Two Saturdays ago, my housemate and I went for a long walk. Across Mill Road is a neighborhood that has a trail to and along the little Spokane River. As we neared the river, we walked on a trail covered with sodden leaves, and that wonderful smell of winter—wet, fresh, crisp—was all around. I love the winter landscape with no snow. It’s bare and sere and quiet and waiting. Perhaps that’s why Advent falls during winter; Advent is a season of anticipation and stillness before the glory of the angels over Bethlehem or the exotic visit of the Three Kings. Advent is the bare-of-snow winter landscape to the lush glory of new-fallen-snow Christmas.
I just love Advent. It might be my favorite time of the Church Year. I love the songs, the Scriptures full of Isaiah and Zechariah and Elizabeth and Mary, the anticipation, and the longing. I love how the Church Year gives voice to the range of human emotions—longing and waiting in Advent, wonder and joy at Christmas, mourning and sadness at Lent, glory and grandeur at Easter, excitement and exhortation at Pentecost, and daily-ness in Ordinary Time.
Yesterday, I climbed a mountain. I was with friends in Coeur d’Alene, and we climbed Canfield Mountain, which is approximately 4,500 feet high. We were mostly quiet as we hiked, which gave my mind the freedom to roam the vast plains of spiritual metaphor as we made our climb. The day was gloriously sunny and the vista from the top was breath-taking. I couldn’t help but think that God sometimes grants us mountain-top experiences in our faith, beautiful vistas where we see with startling clarity the grandeur of God’s plan and our place in it. And yet, as glorious as the mountain top proved to be, it was the climb to the top that I cherished in hindsight. It was the hike up where I noticed the elk prints in the snow. The line of trees reflected in the water of the lake below. The snow clinging to evergreen boughs. The knobbly branches of the tamarack. The small things. The daily ways in which God’s grand plan of salvation and redemption plays out in ordinary human life.
Leaf mold. Winter air. Walking. Spending time with loved ones. A lazy Saturday.
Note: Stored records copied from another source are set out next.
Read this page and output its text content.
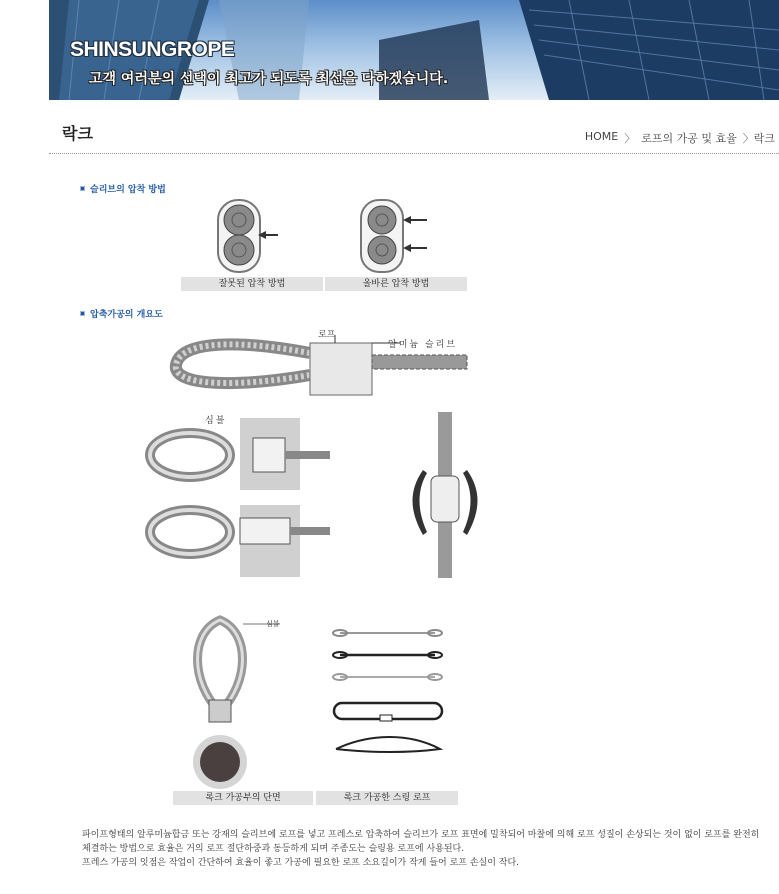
SHINSUNGROPE
고객 여러분의 선택이 최고가 되도록 최선을 다하겠습니다.
락크	HOME 〉 로프의 가공 및 효율 〉락크
슬리브의 압착 방법
잘못된 압착 방법	올바른 압착 방법
압축가공의 개요도
로프
알미늄 슬리브
심블
심블
록크 가공부의 단면	록크 가공한 스링 로프

파이프형태의 알루미늄합금 또는 강재의 슬리브에 로프를 넣고 프레스로 압축하여 슬리브가 로프 표면에 밀착되어 마찰에 의해 로프 성질이 손상되는 것이 없이 로프를 완전히 체결하는 방법으로 효율은 거의 로프 절단하중과 동등하게 되며 주종도는 슬링용 로프에 사용된다.

프레스 가공의 잇점은 작업이 간단하여 효율이 좋고 가공에 필요한 로프 소요길이가 작게 들어 로프 손실이 작다.
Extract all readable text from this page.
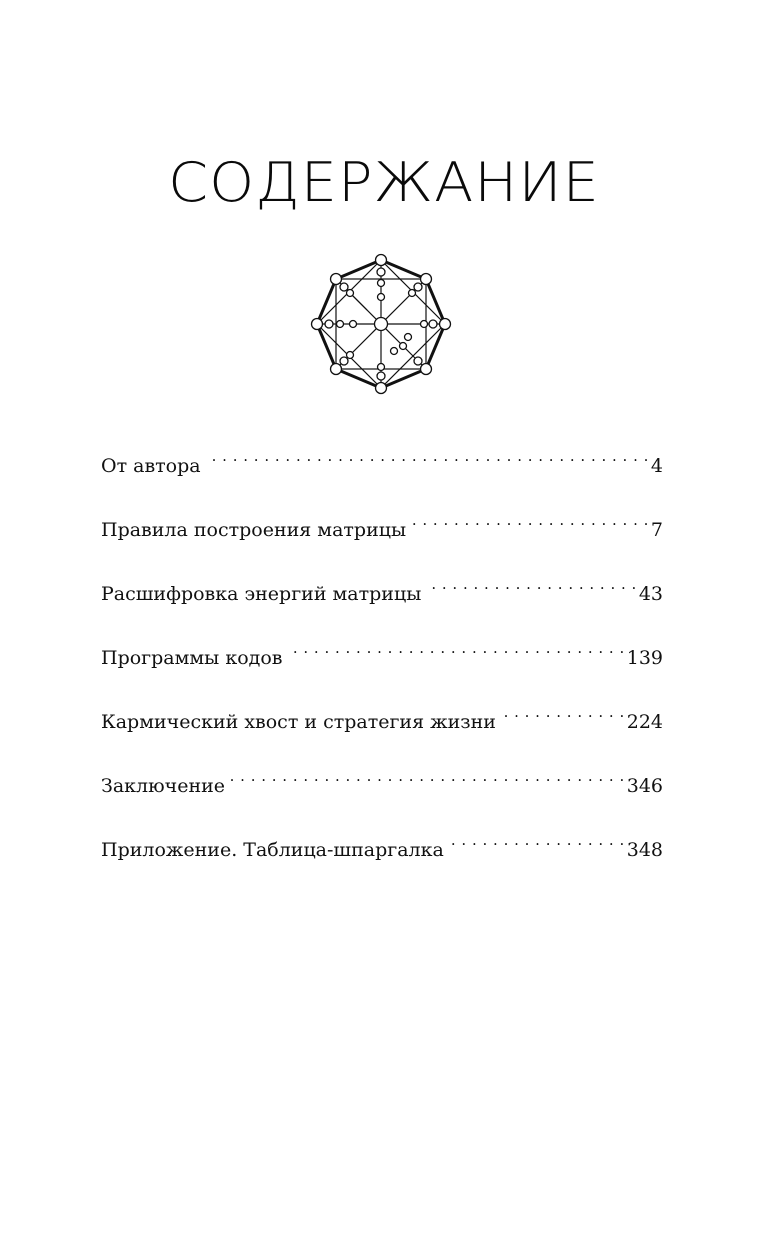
СОДЕРЖАНИЕ
От автора . . .	4
Правила построения матрицы . . .	7
Расшифровка энергий матрицы . . .	43
Программы кодов . . .	139
Кармический хвост и стратегия жизни . . .	224
Заключение . . .	346
Приложение. Таблица-шпаргалка . . .	348
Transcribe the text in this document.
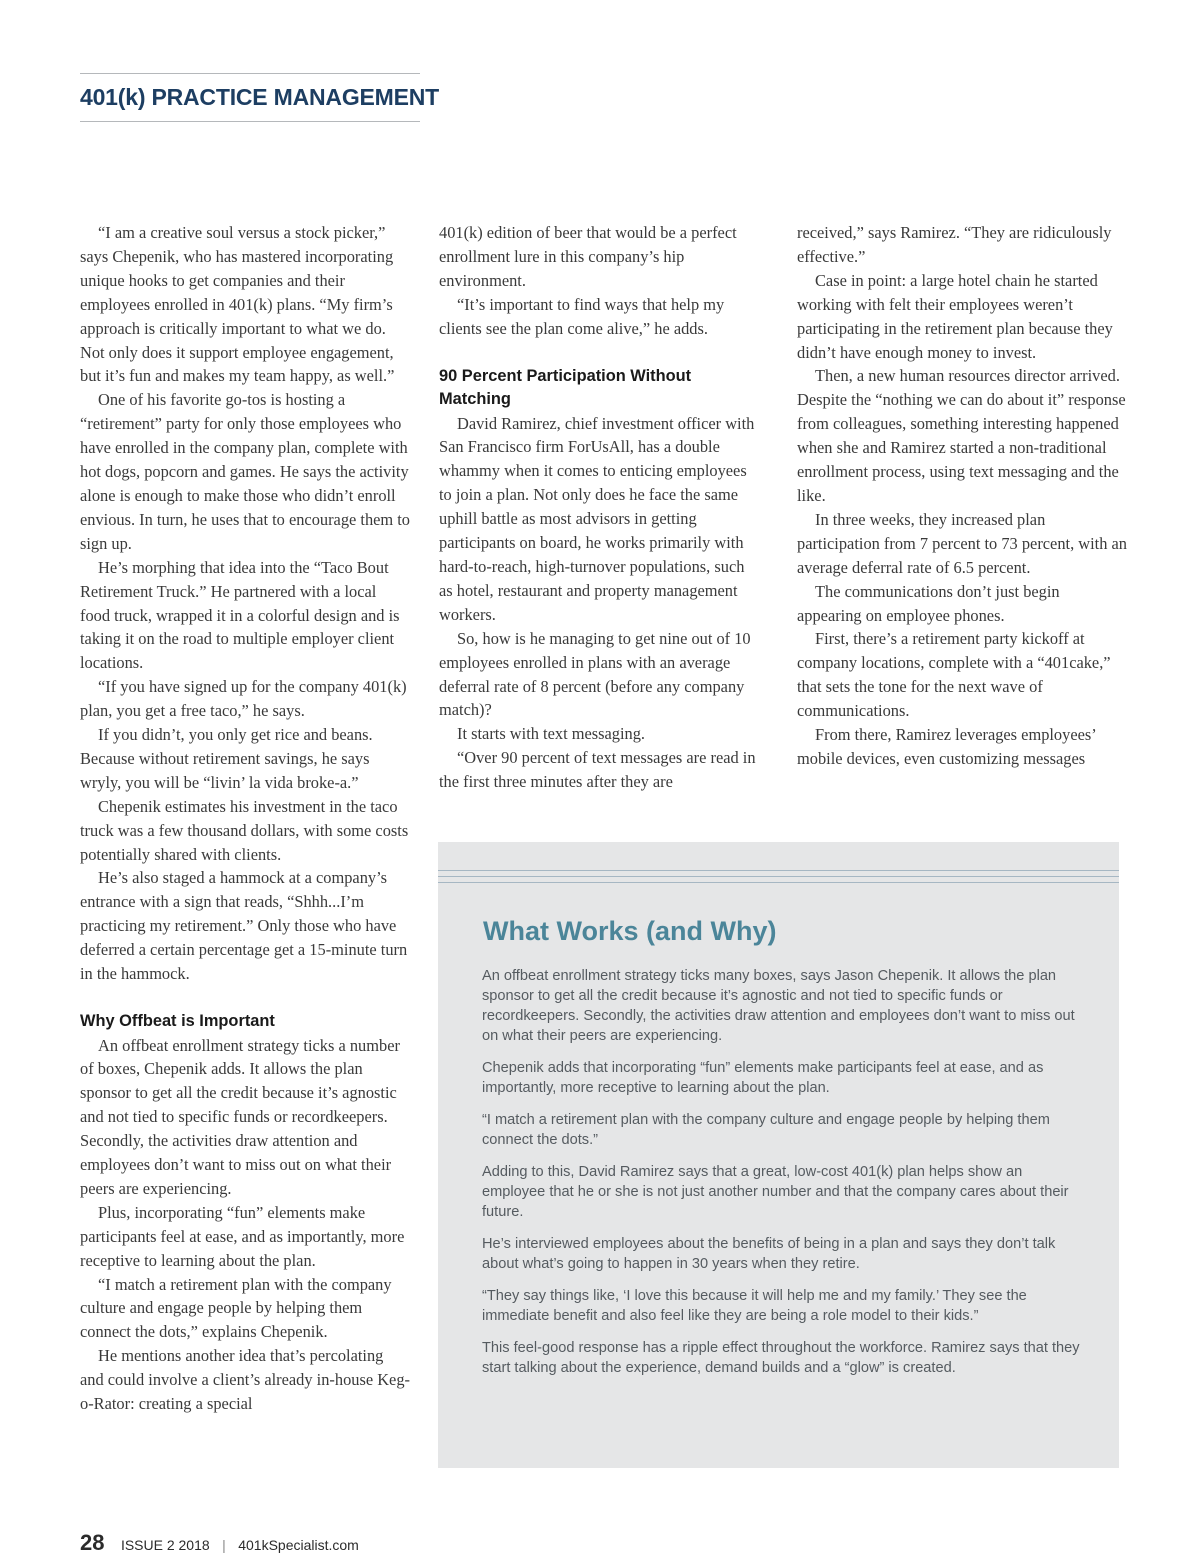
401(k) PRACTICE MANAGEMENT

“I am a creative soul versus a stock picker,” says Chepenik, who has mastered incorporating unique hooks to get companies and their employees enrolled in 401(k) plans. “My firm’s approach is critically important to what we do. Not only does it support employee engagement, but it’s fun and makes my team happy, as well.”

One of his favorite go-tos is hosting a “retirement” party for only those employees who have enrolled in the company plan, complete with hot dogs, popcorn and games. He says the activity alone is enough to make those who didn’t enroll envious. In turn, he uses that to encourage them to sign up.

He’s morphing that idea into the “Taco Bout Retirement Truck.” He partnered with a local food truck, wrapped it in a colorful design and is taking it on the road to multiple employer client locations.

“If you have signed up for the company 401(k) plan, you get a free taco,” he says.

If you didn’t, you only get rice and beans. Because without retirement savings, he says wryly, you will be “livin’ la vida broke-a.”

Chepenik estimates his investment in the taco truck was a few thousand dollars, with some costs potentially shared with clients.

He’s also staged a hammock at a company’s entrance with a sign that reads, “Shhh...I’m practicing my retirement.” Only those who have deferred a certain percentage get a 15-minute turn in the hammock.

Why Offbeat is Important

An offbeat enrollment strategy ticks a number of boxes, Chepenik adds. It allows the plan sponsor to get all the credit because it’s agnostic and not tied to specific funds or recordkeepers. Secondly, the activities draw attention and employees don’t want to miss out on what their peers are experiencing.

Plus, incorporating “fun” elements make participants feel at ease, and as importantly, more receptive to learning about the plan.

“I match a retirement plan with the company culture and engage people by helping them connect the dots,” explains Chepenik.

He mentions another idea that’s percolating and could involve a client’s already in-house Keg-o-Rator: creating a special

401(k) edition of beer that would be a perfect enrollment lure in this company’s hip environment.

“It’s important to find ways that help my clients see the plan come alive,” he adds.

90 Percent Participation Without Matching

David Ramirez, chief investment officer with San Francisco firm ForUsAll, has a double whammy when it comes to enticing employees to join a plan. Not only does he face the same uphill battle as most advisors in getting participants on board, he works primarily with hard-to-reach, high-turnover populations, such as hotel, restaurant and property management workers.

So, how is he managing to get nine out of 10 employees enrolled in plans with an average deferral rate of 8 percent (before any company match)?

It starts with text messaging.

“Over 90 percent of text messages are read in the first three minutes after they are

received,” says Ramirez. “They are ridiculously effective.”

Case in point: a large hotel chain he started working with felt their employees weren’t participating in the retirement plan because they didn’t have enough money to invest.

Then, a new human resources director arrived. Despite the “nothing we can do about it” response from colleagues, something interesting happened when she and Ramirez started a non-traditional enrollment process, using text messaging and the like.

In three weeks, they increased plan participation from 7 percent to 73 percent, with an average deferral rate of 6.5 percent.

The communications don’t just begin appearing on employee phones.

First, there’s a retirement party kickoff at company locations, complete with a “401cake,” that sets the tone for the next wave of communications.

From there, Ramirez leverages employees’ mobile devices, even customizing messages

What Works (and Why)

An offbeat enrollment strategy ticks many boxes, says Jason Chepenik. It allows the plan sponsor to get all the credit because it’s agnostic and not tied to specific funds or recordkeepers. Secondly, the activities draw attention and employees don’t want to miss out on what their peers are experiencing.

Chepenik adds that incorporating “fun” elements make participants feel at ease, and as importantly, more receptive to learning about the plan.

“I match a retirement plan with the company culture and engage people by helping them connect the dots.”

Adding to this, David Ramirez says that a great, low-cost 401(k) plan helps show an employee that he or she is not just another number and that the company cares about their future.

He’s interviewed employees about the benefits of being in a plan and says they don’t talk about what’s going to happen in 30 years when they retire.

“They say things like, ‘I love this because it will help me and my family.’ They see the immediate benefit and also feel like they are being a role model to their kids.”

This feel-good response has a ripple effect throughout the workforce. Ramirez says that they start talking about the experience, demand builds and a “glow” is created.

28 ISSUE 2 2018 | 401kSpecialist.com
I don’t know when God will give me another mountain-top experience, the Christmas or Easter or Pentecost. But in the meantime, I’m living with the climb, with the steady pace of day-to-day. Ordinary time. And yet, hidden in each day, is a kernel of longing. Advent. Longing for the world to be as God intended. For justice and righteousness to rule. For grace and mercy to abound. For love to bind up the broken-hearted. For Christ to come again.